We weren’t meant to live like hermits, but we weren’t meant to sponge off the folks who are doing the work either. There’s a balance somewhere between “do-it-all-yourself survivalist” and “the world owes me a living.” And that sweet spot is where real growth happens.
Spring is a perfect reminder of that. You can’t just toss seeds in the dirt and expect a harvest. You have to work the soil, pull the weeds, and show up every day—even when it’s hot, dry, or swarming with grasshoppers. Same goes for character. You’ve got to tend it. Cultivate it. And not just when people are watching.
If you want a better world, you’ve got to start in your own backyard. Literally and figuratively. Pick up the trash that blew into your fence line, and since it came from your poly cart, go grab your soda can out of your neighbor’s yard too. Wave at your neighbor, even if he insists on mowing in Crocs and tube socks and blowing his grass trimmings into the street. A little physical kindness can go a long way.

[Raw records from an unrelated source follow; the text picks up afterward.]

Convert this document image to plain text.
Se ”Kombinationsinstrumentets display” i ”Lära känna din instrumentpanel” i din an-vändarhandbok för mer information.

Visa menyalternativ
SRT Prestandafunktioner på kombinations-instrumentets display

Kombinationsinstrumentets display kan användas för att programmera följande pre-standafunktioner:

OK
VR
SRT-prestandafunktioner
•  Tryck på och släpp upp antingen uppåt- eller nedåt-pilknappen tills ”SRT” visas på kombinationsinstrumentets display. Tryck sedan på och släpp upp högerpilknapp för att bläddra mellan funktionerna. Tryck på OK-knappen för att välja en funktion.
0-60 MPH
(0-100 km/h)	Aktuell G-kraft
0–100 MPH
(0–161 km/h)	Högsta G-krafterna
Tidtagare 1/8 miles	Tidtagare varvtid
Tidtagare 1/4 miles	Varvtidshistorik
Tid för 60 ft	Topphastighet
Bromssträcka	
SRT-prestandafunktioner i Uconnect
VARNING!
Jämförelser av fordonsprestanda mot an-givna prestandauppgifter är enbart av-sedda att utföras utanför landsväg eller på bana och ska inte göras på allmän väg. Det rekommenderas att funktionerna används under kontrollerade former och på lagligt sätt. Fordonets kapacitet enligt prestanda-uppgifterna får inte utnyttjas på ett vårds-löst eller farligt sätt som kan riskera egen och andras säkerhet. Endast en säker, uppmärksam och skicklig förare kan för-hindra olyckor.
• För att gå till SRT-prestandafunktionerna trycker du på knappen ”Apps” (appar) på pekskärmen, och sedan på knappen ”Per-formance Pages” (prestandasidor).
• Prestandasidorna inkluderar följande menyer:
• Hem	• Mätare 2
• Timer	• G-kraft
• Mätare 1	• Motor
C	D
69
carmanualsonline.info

I grew up being taught that if someone was struggling, lost a loved one, or just got over an illness, you found a way to help—even if it was just sending over a casserole. Honestly, our first instinct should be to offer help, not because we want a parade in our honor, but because it’s the right thing to do. If you’re swamped with work or kids or life, send a food gift card. If you’re short on funds, offer to mow a lawn, babysit for an hour, or just check in.
We should teach our kids and grandkids that it’s natural to struggle. That hard work isn’t punishment—it’s how things get built. It’s how we move forward. Asking for help in a crisis is fine, but leaning on others indefinitely is no way to grow tall and strong. A goal shouldn’t be “how do I get the best handouts” but rather, “how do I build a life I’m proud of?”
We all need each other, but we also need to pull our own weight. Otherwise, this whole wagon’s going to tip. There are programs out there to help folks get back on their feet, but they aren’t just hangouts—they’re meant to be springboards. To break the cycle. To build something better.
So maybe this spring, as the world begins to thaw and bloom again, take a quiet moment to reflect on the life you’re growing—both inside and out. Ask yourself what kind of neighbor you are. Are you showing love, or just expecting it? Are you helping things bloom, or draining the rain barrel?
There’s still a lot of good in this world. I see it every day—in farmers helping neighbors fix fence after a storm, in church ladies who deliver meals without a fuss, in kids learning to shake hands and look folks in the eye. But good doesn’t grow on its own. It takes effort. It takes intention. And sometimes it takes a little tough love with a smile.
So here’s to spring: the season of new beginnings, fresh starts, and maybe, just maybe, a collective shift back to kindness, accountability, and old-fashioned neighborly grace.
Let’s roll up our sleeves, open the windows, clean out the cobwebs. Let’s go through our closets and our abundance, and donate to local places that help people get back on their feet—places that believe in a hand up, not just a handout. That’s how we grow something better.